La reconnaissance du concept de genre comme outil normatif, utile tant pour l’analyse des problèmes sociaux que pour la compréhension des structures sociales et des dynamiques à l’oeuvre, représente une des avancée majeure apportée par la Loi organique 1/2004. Celle-ci a, en outre, le mérite de « juridiciariser » (Coll-Planas et al., 2008) les violences subies par les femmes dans l’espace intime, leur donnant la pleine dimension de problème public, ce qui rompt définitivement avec l’idée qu’il s’agit d’une question relevant de la sphère privée (ibid., 2008 ; Lombardo et Bustelo, 2009). Par ailleurs, l’approche intégrale permet de synthétiser en un seul texte l’ensemble des politiques instaurées en amont (prévention, éducation, surveillance de la publicité, etc.) et en aval (protection et réinsertion des victimes, sanction contre les agresseurs, etc.). Nous n’entrerons pas davantage dans la description du dispositif existant actuellement, mais il convient de signaler qu’à l’inverse du Chili, qui est un pays fortement centralisé, l’État espagnol a adopté un fonctionnement d’inspiration fédérale. Les Communautés autonomes disposent par conséquent d’importantes compétences, notamment en matière de lutte contre la violence de genre. En complément du cadre étatique, chacune d’entre elles dispose donc de ses propres instruments (lois, plans, dispositifs, maisons d’accueil…). Bien que l’étude des dispositifs régionaux (Cabrera et Carazo, 2010) ne soit pas l’objet du présent article, il nous semble important de signaler que la multiplicité des outils juridiques entraine, au niveau régional, des différences dans la compréhension et la dénomination du problème ainsi que dans la réponse qui y est apportée. Mais au-delà des disparités régionales, il est également fondamental de souligner les nombreux écarts entre la Loi organique 1/2004 et les lois adoptées en la matière par les communautés autonomes qui, globalement, proposent une lecture plus extensive (Ramos Vázquez, 2010) que celle du texte ici étudié[41].

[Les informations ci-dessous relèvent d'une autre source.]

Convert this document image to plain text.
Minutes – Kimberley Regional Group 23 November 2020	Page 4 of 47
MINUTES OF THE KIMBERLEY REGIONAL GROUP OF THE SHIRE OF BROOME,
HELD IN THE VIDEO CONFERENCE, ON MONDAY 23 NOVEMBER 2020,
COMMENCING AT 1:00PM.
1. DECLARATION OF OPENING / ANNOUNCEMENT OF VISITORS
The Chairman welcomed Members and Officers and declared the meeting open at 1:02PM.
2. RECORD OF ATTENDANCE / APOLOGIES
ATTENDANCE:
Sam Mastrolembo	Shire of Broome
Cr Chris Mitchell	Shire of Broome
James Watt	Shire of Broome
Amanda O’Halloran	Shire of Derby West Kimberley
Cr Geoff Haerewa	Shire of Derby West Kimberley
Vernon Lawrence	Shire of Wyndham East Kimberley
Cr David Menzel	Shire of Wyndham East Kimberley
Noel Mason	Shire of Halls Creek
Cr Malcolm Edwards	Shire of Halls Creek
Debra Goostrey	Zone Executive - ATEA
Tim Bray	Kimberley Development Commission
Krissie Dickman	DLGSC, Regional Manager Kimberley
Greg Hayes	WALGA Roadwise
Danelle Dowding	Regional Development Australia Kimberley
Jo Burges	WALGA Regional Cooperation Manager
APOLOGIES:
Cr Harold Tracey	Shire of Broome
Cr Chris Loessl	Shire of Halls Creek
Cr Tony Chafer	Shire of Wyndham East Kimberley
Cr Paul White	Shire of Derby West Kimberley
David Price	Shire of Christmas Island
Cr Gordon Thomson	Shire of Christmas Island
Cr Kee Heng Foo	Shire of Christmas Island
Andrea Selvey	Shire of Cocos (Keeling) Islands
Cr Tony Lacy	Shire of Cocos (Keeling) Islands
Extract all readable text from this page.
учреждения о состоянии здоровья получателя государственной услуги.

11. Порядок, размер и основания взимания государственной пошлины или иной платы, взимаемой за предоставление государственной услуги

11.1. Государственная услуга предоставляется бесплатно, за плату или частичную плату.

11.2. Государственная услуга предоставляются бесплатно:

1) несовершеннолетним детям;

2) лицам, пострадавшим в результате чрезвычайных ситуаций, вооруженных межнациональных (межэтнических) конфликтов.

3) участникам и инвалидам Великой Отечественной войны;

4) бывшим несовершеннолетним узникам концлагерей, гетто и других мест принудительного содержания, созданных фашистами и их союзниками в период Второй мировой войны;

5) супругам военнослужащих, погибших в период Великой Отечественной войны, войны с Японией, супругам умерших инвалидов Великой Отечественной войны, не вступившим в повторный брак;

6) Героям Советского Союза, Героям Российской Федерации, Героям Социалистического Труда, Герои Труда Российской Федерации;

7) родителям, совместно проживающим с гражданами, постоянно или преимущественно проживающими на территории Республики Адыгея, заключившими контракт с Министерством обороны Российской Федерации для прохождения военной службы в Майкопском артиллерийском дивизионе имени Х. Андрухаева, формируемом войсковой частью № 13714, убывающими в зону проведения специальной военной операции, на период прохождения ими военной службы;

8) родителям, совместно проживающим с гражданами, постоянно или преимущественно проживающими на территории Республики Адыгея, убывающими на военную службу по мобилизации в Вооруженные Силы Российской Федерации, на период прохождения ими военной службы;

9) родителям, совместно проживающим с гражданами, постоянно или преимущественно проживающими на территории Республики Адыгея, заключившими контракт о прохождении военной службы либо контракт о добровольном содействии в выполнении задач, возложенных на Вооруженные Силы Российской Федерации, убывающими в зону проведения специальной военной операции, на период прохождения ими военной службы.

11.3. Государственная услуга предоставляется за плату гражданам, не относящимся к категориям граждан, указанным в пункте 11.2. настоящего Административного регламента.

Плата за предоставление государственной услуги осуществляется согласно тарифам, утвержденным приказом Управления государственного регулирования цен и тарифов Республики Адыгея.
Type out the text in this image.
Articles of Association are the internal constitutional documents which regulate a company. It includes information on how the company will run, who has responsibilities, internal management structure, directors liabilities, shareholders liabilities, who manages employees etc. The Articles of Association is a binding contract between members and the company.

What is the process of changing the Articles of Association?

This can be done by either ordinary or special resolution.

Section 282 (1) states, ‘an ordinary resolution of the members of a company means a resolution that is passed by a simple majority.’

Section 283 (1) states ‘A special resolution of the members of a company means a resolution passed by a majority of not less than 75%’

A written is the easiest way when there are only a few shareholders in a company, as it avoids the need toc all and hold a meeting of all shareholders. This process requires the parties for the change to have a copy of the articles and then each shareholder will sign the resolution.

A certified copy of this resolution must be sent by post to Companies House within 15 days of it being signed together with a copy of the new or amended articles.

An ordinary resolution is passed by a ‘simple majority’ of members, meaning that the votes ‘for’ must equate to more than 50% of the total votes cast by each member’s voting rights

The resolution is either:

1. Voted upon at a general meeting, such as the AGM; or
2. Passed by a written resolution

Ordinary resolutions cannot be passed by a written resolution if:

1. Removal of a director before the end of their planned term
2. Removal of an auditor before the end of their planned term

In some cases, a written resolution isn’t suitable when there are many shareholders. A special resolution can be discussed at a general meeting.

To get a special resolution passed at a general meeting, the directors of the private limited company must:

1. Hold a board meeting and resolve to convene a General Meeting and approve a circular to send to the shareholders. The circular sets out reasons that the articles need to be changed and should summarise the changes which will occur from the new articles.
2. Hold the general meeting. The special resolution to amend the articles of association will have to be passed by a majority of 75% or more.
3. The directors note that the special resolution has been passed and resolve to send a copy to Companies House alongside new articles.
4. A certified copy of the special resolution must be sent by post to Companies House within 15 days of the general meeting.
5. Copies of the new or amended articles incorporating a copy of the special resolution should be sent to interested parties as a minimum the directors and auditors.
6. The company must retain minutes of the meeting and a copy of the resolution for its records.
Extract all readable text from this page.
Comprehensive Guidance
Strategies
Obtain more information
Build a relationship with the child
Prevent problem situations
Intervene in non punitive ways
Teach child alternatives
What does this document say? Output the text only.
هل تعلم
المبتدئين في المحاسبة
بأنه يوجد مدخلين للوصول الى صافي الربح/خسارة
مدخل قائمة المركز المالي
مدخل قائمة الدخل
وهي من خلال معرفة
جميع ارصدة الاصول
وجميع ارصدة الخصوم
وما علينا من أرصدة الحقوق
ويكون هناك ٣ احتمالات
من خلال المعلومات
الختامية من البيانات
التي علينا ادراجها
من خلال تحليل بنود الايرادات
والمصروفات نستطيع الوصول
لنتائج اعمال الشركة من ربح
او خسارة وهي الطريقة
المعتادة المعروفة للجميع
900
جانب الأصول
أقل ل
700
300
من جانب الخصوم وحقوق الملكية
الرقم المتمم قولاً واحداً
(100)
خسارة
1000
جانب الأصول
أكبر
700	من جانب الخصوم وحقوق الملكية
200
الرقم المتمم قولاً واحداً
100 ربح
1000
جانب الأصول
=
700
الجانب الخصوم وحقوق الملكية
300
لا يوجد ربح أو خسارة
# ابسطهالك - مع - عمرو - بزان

3. Violence intrafamiliale, violence de genre : quelles implications dans la compréhension des problèmes publics ?

3.1. Réflexions sur la terminologie comme révélateur des cadres interprétatifs adoptés par les politiques publiques étudiées

Nous allons maintenant réfléchir aux implications de la terminologie choisie dans les lois chiliennes et espagnole pour qualifier leur objet : violencia intrafamiliar et violencia de género. À l’instar du politologue Pierre Muller, nous considérons que les politiques publiques reflètent la manière dont « une société construit son rapport au monde » (Muller, 2011 : 55) et que, par conséquent, en étudiant les politiques publiques et leur élaboration, on peut détecter et analyser les représentations qu’une société choisit pour comprendre et agir sur la réalité telle qu’elle la perçoit. Étant donné que la Loi espagnole 1/2004 et la Loi chilienne 19.325 (remplacée par la Loi 20.066 depuis 2005) constituent la colonne vertébrale des politiques publiques mises en marche dans les deux pays pour lutter contre les violences subies par les femmes dans le cadre conjugal, la terminologie choisie pour se référer au problème est tout sauf anecdotique. Nous allons donc essayer ici d’analyser les enjeux idéologiques et conceptuels induits par le choix de l’une ou l’autre expression.

Il convient, en premier lieu, de souligner qu’au Chili comme en Espagne, il y a eu de grandes hésitations sur le terme à retenir dans la loi. En effet, dans les deux pays, la terminologie retenue dans les avant-projets[42] et projets de loi présentés était différente des termes finalement adoptés. Aujourd’hui encore, dix ans après l’adoption de la Loi 1/2004, on observe dans la classe politique espagnole un clivage entre les partis conservateurs, qui privilégient l’expression « violences domestiques », et les partis progressistes, qui parlent de « violence de genre ».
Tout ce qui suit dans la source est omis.